Microsoft U.S. Partners in Learning Mid-Tier Projects
Updated: July 25, 2007
Microsoft is committed to understanding more about what it takes to scale effective education programs. According to Dr. Chris Dede, Timothy E. Wirth Professor in Learning Technologies, Technology, Innovation, and Education at Harvard University and Mid-Tier project consultant, “scaling-up” involves adapting an innovation in a local setting to effective usage in a wide range of contexts. Currently, the nine Mid-Tier grantees are experimenting with the scaling strategies described below. Throughout this experimentation process, grantees are documenting lessons-learned, evaluating effectiveness, and sharing findings with various stakeholders.
The scale framework described below grows out the context of innovations in teaching/curriculum. Coburn (2003) defines scale as encompassing four interrelated dimensions: depth, sustainability, spread, and shift in reform ownership. “Depth” refers to deep and consequential change in classroom practice, altering teachers’ beliefs, norms of social interaction, and pedagogical principles as enacted in the curriculum. “Sustainability” involves maintaining these consequential changes over substantial periods of time, and “spread” is based on the diffusion of the innovation to large numbers of classrooms and schools. “Shift” requires districts, schools, and teachers to assume ownership of the innovation, deepening, sustaining, and spreading its impacts. A fifth possible dimension to extend Coburn’s framework is “evolution,” in which the innovation as revised by its adapters is influential in reshaping the thinking of its designers, creating a community of practice that evolves the innovation (Dede, 2006).
Learn about findings from the U.S. Partners in Learning initiative related to scalability in education in the Spring 2007 issue of Cable in the Classroom's Threshold.

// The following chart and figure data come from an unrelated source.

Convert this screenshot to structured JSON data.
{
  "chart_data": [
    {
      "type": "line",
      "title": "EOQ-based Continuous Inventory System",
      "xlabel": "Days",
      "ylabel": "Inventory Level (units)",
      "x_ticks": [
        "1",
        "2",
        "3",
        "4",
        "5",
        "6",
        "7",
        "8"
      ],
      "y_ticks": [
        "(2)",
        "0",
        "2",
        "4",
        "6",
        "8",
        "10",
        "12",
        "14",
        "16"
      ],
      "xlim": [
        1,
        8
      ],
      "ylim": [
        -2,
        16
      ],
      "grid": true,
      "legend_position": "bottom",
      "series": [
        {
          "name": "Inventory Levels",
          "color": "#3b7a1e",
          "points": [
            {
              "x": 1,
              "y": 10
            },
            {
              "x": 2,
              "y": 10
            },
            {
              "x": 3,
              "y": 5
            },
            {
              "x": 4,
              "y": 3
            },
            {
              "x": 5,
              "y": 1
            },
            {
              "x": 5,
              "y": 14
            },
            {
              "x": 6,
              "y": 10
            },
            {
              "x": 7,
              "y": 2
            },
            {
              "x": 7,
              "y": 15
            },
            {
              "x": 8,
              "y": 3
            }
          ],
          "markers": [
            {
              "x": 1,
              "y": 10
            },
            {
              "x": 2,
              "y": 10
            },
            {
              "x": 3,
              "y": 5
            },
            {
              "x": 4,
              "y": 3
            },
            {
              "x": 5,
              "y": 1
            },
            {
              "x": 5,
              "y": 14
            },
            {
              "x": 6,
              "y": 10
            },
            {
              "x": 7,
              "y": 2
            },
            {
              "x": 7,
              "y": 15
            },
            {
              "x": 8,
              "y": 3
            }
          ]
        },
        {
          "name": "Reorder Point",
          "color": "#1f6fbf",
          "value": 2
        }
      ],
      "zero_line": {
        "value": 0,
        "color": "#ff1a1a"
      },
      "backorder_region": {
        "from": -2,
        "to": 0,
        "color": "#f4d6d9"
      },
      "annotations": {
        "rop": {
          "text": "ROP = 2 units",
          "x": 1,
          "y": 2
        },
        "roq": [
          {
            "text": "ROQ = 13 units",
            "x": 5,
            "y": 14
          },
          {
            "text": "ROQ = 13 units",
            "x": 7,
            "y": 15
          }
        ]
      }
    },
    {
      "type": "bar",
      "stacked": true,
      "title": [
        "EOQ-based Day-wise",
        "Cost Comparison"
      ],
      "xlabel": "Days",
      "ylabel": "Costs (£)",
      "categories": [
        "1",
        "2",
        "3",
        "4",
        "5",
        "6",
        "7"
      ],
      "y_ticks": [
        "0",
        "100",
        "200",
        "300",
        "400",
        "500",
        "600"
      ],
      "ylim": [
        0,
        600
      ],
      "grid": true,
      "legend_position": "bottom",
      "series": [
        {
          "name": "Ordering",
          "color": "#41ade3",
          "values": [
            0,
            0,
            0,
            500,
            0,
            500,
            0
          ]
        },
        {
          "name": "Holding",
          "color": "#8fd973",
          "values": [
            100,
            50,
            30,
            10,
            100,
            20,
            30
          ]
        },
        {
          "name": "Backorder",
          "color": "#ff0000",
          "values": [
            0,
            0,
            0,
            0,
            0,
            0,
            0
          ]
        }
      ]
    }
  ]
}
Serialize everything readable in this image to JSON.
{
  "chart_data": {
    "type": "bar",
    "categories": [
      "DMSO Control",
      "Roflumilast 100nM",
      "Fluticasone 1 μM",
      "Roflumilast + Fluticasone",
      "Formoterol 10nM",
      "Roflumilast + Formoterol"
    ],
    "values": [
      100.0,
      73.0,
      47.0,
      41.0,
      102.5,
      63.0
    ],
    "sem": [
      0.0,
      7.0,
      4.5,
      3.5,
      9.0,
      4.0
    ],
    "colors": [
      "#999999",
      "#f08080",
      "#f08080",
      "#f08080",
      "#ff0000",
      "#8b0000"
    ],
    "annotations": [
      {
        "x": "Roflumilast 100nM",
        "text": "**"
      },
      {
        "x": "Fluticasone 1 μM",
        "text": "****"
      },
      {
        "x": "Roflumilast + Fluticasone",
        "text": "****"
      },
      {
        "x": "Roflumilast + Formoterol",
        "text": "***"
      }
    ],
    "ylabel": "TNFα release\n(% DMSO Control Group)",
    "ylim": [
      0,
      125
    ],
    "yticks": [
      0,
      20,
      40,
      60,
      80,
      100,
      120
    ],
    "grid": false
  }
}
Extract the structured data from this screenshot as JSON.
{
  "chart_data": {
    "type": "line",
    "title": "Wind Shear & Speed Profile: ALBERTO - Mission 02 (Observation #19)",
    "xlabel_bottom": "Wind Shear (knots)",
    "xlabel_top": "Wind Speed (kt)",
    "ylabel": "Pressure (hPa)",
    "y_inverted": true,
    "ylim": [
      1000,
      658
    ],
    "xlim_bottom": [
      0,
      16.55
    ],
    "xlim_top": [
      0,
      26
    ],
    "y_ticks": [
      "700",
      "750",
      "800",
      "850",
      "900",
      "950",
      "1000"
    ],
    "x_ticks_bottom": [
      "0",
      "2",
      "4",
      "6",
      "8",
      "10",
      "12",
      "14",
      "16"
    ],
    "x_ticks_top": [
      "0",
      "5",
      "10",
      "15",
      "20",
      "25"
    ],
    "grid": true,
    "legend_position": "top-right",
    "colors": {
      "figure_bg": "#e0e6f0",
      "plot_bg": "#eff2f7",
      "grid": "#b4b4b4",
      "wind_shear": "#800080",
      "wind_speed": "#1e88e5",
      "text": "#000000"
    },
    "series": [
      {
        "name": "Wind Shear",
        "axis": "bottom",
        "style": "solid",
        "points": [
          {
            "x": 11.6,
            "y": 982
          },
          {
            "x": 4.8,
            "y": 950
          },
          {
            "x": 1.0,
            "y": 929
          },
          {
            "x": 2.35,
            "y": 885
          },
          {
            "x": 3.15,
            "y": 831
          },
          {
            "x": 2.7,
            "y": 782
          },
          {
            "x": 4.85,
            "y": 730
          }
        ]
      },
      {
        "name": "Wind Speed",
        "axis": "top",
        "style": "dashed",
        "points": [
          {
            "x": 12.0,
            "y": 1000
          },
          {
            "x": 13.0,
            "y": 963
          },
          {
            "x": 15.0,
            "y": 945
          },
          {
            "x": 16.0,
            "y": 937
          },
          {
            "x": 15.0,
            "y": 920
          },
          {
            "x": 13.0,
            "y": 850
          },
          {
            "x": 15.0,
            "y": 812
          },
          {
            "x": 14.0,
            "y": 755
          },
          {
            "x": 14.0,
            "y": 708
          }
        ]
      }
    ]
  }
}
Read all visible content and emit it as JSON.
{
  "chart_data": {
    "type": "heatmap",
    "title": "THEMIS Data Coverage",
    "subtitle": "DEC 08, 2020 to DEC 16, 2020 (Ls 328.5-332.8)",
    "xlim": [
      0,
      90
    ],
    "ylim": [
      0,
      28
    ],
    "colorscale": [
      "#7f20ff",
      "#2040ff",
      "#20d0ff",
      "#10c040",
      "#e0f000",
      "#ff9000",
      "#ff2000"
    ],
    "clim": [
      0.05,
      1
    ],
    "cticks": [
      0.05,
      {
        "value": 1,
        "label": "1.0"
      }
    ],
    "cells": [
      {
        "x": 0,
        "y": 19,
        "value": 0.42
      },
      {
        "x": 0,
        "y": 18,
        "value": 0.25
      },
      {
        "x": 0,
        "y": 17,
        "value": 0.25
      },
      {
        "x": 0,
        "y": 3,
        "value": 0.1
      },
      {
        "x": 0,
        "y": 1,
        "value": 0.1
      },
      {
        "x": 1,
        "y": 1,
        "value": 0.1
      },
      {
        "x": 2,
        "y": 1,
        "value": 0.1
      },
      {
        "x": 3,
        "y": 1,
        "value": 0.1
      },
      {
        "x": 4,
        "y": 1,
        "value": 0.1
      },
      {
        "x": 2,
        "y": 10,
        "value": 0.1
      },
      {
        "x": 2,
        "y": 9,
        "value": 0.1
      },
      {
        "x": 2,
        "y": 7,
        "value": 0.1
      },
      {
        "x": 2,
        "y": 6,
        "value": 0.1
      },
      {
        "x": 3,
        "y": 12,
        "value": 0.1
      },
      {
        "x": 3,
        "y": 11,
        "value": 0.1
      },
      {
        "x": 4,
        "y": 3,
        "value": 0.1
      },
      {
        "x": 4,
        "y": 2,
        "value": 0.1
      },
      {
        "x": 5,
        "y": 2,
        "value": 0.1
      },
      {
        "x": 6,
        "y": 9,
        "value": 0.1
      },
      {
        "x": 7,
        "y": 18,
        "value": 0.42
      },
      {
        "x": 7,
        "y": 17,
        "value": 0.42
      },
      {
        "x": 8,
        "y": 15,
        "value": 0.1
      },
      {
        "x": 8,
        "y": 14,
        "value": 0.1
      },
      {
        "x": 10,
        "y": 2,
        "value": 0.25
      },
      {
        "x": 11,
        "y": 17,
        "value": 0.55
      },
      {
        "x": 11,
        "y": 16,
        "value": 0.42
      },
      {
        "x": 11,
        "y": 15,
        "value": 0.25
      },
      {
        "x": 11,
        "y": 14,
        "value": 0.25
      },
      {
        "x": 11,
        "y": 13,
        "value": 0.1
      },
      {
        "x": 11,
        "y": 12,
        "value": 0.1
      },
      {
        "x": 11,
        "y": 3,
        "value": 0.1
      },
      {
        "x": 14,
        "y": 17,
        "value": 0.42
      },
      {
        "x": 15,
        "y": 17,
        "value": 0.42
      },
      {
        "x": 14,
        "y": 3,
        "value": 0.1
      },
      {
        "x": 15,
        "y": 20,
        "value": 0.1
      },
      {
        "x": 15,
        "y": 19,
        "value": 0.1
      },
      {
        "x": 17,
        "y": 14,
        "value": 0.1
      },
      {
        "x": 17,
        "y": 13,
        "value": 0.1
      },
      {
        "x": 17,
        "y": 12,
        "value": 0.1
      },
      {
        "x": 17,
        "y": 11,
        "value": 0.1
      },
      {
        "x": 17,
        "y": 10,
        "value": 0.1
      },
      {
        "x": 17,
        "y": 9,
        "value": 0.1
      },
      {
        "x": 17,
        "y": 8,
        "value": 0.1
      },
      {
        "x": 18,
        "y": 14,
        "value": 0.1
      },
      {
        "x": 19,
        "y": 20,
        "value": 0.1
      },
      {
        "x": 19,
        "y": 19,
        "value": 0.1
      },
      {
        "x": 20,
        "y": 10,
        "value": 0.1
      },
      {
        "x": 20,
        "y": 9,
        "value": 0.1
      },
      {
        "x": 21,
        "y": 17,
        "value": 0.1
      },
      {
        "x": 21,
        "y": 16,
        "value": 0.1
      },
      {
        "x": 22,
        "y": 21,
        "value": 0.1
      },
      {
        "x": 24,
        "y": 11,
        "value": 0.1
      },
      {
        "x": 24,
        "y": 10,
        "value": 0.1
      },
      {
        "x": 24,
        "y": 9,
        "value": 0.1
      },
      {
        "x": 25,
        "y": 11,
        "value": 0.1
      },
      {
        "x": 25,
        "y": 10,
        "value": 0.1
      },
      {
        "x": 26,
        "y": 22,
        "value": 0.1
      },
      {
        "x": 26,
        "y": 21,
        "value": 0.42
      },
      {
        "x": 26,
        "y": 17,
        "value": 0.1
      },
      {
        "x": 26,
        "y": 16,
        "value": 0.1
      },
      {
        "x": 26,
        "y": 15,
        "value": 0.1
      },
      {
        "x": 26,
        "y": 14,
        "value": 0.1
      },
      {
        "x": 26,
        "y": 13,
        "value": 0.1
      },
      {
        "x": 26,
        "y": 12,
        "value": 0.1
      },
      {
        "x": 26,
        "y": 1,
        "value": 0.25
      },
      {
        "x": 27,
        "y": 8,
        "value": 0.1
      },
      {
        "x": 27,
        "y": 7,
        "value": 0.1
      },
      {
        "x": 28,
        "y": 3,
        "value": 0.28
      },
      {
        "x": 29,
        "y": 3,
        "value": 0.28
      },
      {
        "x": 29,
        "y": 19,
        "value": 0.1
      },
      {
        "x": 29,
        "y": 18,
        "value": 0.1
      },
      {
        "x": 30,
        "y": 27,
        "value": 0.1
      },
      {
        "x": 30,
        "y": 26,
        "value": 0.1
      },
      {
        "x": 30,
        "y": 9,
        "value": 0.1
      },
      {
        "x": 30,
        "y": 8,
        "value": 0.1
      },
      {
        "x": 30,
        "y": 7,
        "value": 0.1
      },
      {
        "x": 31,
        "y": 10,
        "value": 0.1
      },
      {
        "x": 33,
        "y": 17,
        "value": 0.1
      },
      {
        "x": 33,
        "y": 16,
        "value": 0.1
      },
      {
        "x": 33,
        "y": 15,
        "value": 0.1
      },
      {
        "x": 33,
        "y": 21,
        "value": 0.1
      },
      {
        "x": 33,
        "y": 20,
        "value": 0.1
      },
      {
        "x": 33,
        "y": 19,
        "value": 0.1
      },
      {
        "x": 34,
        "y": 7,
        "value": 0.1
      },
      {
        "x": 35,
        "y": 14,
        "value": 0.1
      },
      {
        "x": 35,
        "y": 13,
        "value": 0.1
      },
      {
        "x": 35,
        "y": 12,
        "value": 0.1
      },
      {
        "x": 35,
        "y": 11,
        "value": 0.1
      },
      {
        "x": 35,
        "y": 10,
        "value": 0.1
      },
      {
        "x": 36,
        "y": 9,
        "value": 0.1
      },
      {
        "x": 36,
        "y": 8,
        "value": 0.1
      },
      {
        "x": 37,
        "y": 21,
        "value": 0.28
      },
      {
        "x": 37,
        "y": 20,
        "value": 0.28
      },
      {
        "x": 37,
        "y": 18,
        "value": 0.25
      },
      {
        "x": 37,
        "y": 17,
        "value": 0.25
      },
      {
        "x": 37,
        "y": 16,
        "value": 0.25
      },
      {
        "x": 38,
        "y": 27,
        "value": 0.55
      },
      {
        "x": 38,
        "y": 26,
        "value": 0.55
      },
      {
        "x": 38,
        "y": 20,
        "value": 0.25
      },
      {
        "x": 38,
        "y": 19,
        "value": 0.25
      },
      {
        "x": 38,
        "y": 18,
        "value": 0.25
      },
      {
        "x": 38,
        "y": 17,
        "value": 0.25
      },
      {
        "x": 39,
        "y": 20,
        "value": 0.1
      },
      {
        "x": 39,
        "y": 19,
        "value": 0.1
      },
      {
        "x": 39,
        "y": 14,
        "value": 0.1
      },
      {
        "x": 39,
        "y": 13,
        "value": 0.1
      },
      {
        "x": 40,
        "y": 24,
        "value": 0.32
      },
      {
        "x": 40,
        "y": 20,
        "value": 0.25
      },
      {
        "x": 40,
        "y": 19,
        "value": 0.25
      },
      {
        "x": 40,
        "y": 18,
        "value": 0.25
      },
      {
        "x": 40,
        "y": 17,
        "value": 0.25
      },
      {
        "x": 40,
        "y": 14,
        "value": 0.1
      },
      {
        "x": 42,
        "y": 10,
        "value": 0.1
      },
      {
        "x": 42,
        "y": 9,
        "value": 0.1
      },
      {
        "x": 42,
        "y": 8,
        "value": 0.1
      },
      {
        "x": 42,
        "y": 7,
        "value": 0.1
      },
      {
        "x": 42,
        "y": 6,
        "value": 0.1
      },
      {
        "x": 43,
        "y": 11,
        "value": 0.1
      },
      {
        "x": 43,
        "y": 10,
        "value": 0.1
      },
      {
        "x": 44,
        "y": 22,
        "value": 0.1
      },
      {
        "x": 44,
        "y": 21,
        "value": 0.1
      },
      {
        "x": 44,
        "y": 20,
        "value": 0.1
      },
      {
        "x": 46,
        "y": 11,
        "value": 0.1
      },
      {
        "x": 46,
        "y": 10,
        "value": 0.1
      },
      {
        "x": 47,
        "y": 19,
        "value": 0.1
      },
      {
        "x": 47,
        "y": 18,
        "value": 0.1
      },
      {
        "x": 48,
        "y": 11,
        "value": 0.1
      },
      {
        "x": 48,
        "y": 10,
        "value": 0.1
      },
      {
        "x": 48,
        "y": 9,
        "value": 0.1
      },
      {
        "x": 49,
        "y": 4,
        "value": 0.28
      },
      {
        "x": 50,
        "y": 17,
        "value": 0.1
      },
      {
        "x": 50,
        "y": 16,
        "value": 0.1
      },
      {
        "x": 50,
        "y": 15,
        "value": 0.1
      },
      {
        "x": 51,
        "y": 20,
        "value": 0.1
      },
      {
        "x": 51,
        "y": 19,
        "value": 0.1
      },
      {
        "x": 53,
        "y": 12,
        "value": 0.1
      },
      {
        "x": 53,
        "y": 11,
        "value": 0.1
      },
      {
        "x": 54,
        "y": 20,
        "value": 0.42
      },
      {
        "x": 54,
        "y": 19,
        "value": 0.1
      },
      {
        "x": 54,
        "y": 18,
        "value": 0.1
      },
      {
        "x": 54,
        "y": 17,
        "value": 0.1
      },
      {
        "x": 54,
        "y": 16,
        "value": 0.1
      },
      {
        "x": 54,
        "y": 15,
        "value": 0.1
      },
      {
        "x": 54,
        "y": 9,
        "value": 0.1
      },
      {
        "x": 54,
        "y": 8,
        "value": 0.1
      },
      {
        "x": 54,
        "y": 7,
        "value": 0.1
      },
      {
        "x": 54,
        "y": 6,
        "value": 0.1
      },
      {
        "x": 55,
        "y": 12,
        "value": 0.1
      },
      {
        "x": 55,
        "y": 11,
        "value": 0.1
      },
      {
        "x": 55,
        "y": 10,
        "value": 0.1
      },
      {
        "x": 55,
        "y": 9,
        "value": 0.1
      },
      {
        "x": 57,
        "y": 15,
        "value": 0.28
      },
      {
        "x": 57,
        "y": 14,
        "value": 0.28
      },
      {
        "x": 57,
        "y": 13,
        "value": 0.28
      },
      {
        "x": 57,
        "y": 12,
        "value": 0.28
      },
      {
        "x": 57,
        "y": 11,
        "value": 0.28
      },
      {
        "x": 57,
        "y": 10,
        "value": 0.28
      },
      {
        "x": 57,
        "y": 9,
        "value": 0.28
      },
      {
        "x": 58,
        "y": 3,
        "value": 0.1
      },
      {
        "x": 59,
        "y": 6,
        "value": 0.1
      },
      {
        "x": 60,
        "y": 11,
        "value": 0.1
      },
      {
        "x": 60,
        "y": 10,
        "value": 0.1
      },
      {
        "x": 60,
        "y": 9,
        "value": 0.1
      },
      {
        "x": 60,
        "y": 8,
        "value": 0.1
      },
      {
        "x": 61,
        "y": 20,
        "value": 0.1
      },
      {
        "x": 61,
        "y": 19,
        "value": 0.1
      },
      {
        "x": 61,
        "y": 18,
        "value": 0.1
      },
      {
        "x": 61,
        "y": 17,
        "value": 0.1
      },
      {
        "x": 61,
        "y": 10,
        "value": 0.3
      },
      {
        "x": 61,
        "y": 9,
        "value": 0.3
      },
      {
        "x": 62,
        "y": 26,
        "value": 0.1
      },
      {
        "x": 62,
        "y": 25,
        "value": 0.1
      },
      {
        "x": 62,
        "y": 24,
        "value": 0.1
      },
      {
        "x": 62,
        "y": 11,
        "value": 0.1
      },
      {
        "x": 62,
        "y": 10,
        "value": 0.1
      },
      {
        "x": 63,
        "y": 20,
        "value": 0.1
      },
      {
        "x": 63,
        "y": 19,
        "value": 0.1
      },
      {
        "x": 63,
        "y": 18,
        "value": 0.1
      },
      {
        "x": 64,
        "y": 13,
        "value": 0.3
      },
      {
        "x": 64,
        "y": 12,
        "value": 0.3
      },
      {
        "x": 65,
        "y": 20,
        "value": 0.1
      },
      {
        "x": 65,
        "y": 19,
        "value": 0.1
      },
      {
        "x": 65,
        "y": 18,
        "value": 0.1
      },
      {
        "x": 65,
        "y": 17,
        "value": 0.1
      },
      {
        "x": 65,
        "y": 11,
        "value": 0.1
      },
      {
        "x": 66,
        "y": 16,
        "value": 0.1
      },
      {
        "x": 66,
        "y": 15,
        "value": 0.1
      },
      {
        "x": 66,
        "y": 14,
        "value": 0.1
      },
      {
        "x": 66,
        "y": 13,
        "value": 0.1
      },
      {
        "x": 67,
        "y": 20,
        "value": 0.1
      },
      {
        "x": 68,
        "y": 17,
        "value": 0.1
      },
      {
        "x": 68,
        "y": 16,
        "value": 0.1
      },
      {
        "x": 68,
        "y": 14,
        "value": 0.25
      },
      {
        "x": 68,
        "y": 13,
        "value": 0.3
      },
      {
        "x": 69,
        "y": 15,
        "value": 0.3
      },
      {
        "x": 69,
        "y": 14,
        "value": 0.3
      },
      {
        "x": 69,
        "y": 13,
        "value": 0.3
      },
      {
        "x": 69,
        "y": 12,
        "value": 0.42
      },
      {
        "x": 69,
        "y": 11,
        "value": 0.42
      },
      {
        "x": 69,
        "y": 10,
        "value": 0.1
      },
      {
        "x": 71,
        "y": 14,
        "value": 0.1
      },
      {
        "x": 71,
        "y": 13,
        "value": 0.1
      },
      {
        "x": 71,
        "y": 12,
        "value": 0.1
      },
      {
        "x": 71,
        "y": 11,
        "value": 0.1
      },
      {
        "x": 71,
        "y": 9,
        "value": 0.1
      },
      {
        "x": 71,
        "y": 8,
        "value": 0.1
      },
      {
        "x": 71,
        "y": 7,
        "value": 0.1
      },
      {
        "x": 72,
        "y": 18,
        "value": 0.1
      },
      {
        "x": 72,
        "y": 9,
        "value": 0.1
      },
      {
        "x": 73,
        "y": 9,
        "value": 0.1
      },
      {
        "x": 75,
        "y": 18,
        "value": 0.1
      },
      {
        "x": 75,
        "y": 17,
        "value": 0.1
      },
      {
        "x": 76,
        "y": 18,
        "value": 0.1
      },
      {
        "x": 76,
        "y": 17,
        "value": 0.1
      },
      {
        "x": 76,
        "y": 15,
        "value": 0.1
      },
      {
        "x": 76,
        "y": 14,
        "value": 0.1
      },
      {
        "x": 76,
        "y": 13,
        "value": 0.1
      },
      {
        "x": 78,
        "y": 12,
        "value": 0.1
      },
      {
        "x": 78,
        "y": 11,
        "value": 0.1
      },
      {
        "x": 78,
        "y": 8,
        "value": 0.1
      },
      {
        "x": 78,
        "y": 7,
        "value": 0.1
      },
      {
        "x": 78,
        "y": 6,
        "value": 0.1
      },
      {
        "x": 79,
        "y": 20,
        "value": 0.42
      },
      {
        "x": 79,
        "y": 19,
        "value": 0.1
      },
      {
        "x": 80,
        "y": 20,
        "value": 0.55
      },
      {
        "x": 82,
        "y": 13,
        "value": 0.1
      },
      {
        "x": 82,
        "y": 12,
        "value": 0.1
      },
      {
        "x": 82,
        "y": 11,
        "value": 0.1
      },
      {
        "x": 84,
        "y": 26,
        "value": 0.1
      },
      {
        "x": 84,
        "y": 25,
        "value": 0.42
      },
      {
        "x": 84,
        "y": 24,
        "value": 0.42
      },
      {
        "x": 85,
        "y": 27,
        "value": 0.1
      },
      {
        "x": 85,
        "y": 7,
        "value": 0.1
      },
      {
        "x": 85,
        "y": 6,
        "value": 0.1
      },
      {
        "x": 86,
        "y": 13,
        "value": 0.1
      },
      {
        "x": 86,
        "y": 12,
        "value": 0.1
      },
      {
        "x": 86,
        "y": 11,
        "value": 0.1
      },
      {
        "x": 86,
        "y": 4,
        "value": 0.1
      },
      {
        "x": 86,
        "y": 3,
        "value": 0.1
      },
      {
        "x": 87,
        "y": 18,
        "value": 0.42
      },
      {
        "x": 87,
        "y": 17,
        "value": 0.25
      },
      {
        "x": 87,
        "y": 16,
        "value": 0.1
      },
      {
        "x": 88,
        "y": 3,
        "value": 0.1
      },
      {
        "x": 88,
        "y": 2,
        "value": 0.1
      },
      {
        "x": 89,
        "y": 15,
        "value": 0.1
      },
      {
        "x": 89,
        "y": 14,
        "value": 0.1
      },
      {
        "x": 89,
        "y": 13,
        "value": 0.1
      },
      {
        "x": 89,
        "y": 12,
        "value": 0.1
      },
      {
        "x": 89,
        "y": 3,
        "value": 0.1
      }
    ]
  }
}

For more information, view the Scaling Education Programs tutorial.
Dimensions on scale
| • | Deep and consequential changes in practice (depth) |
| • | Maintaining these changes in practice over substantial periods of time (sustainability) |
| • | Diffusion of the innovation to large numbers of users (spread) |
| • | Ownership of the innovation assumed by users, who deepen and sustain via adaptation (shift) |
| • | The innovation as revised by its adapters is influential in reshaping the thinking of its designers (evolution) |
Sources of leverage for scale
| • | Depth: evaluation and research to understand and enhance causes of effectiveness |
| • | Sustainability: robust-design to enable adapting to negative shifts in context |
| • | Spread: modifying to retain effectiveness while reducing resources and expertise required |
| • | Shift: moving beyond "brand" to support users as co-evaluators, co-designers, and co-scalers |
| • | Evolution: learning from users’ adaptations about how to rethink the innovation's model |
Traps to avoid in scaling up
| • | The trap of perfection prevents depth |
| • | The trap of mutation prevents sustainability |
| • | The trap of optimality prevents spread |
| • | The trap of origination prevents shift |
| • | The trap of unlearning prevents evolution |
Learn more about scale at http://www.gse.harvard.edu/scalingup/.
References
Coburn, C. (2003). Rethinking scale: Moving beyond numbers to deep and lasting change. Educational Researcher 32, 6 ( 3-12).
Dede, C. (2006). Scaling Up: Evolving Innovations beyond Ideal Settings to Challenging Contexts of Practice. In R.K. Sawyer (Ed.), Cambridge Handbook of the Learning Sciences, pp. 551-566. Cambridge, England: Cambridge University Press.